My coach at Grey High was Giepie Wentzel who toured Argentine as a fly half. He told me about how every Argentinian rugby club has pictures of Van Heerden and Danie Craven on prominent display. Yes we have developed a nation far more than NZ has done for Japan. And BTW Sa players were playing and coaching in Japan long before the Kiwis arrived. Fourie du Preez and many others were playing there 15 years ago.

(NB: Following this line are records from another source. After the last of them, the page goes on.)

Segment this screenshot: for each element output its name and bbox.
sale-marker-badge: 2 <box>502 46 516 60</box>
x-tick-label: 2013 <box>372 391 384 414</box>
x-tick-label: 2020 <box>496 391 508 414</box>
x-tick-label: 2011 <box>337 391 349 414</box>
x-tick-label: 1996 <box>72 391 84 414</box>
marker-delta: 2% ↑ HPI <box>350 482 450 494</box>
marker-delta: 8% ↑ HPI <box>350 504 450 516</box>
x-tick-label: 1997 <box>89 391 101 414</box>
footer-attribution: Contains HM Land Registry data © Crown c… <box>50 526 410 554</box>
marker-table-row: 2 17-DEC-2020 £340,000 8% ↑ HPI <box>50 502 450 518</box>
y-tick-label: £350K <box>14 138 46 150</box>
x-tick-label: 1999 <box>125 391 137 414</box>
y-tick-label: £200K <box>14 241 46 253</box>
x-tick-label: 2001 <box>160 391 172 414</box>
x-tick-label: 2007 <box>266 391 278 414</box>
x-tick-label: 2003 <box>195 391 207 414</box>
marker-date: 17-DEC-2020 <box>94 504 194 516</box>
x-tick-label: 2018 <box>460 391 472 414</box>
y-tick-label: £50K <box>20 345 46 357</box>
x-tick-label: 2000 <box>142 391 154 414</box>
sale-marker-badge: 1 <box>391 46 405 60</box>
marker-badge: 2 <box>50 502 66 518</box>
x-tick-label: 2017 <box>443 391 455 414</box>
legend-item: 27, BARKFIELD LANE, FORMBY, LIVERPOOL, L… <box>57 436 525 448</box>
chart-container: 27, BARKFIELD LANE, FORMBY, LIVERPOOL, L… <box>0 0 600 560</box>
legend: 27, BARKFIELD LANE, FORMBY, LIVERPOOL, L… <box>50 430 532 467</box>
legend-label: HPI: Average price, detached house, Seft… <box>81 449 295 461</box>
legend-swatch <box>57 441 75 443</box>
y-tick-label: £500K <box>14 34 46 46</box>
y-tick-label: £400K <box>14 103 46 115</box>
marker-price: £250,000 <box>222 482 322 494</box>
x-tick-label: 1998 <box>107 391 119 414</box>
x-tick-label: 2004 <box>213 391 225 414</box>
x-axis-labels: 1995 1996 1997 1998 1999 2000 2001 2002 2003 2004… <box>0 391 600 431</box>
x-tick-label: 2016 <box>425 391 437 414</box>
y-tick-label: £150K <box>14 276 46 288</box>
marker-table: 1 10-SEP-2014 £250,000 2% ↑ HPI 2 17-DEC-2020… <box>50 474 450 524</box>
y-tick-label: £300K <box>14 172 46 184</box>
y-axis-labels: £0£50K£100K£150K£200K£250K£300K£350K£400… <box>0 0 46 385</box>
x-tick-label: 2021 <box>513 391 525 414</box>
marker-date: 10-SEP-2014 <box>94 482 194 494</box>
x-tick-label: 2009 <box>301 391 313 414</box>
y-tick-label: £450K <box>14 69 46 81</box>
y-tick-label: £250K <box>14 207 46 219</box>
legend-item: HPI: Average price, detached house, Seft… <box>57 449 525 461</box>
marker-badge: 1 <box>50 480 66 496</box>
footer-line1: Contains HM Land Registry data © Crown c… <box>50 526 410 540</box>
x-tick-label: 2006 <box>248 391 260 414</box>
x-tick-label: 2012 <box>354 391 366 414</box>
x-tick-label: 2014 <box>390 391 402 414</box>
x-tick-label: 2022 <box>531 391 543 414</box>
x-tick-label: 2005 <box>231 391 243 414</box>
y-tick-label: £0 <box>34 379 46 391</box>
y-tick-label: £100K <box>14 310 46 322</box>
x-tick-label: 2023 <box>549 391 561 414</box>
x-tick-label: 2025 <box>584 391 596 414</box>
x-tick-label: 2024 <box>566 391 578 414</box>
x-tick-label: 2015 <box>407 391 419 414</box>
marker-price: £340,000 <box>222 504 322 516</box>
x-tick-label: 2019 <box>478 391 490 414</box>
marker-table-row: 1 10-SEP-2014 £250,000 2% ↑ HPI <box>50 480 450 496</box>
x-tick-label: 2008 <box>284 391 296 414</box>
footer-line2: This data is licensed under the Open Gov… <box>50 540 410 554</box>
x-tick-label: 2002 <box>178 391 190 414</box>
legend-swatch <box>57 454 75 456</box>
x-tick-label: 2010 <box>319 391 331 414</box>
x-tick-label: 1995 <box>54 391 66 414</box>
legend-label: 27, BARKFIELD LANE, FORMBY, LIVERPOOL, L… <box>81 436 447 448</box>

"Isaac Van Heerden's reputation as an innovative coach had spread to Argentina, and he was invited to Buenos Aires to help the Pumas prepare for their first visit to South Africa in 1965.[1][2] Despite Argentina faring badly in this tour,[2] it was the start of a long and happy relationship between Van Heerden and the Pumas. Izak van Heerden took leave from his teaching post in Durban, relocated to Argentina, learnt fluent Spanish, and would revolutionise Argentine play in the late 1960s, laying the way open for great players such as Hugo Porta.[1][2] Van Heerden virtually invented the "tight loose" form of play, an area in which the Argentines would come to excel, and which would become a hallmark of their playing style. The Pumas repaid the initial debt, by beating the Junior Springboks at Ellis Park, and emerged as one of the better modern rugby nations, thanks largely to the talents of this Durban schoolmaster.[1]"


After the promise made by Junior Springbok manager JF Louw at the end of a 12-game tour to Argentina in 1959 – ‘I will do everything to ensure we invite you to tour our country’ – there were concerns about the strength of Argentinian rugby. South African Rugby Board president Danie Craven sent coach Izak van Heerden to help the Pumas prepare and they repaid the favour by beating the Junior Springboks at Ellis Park.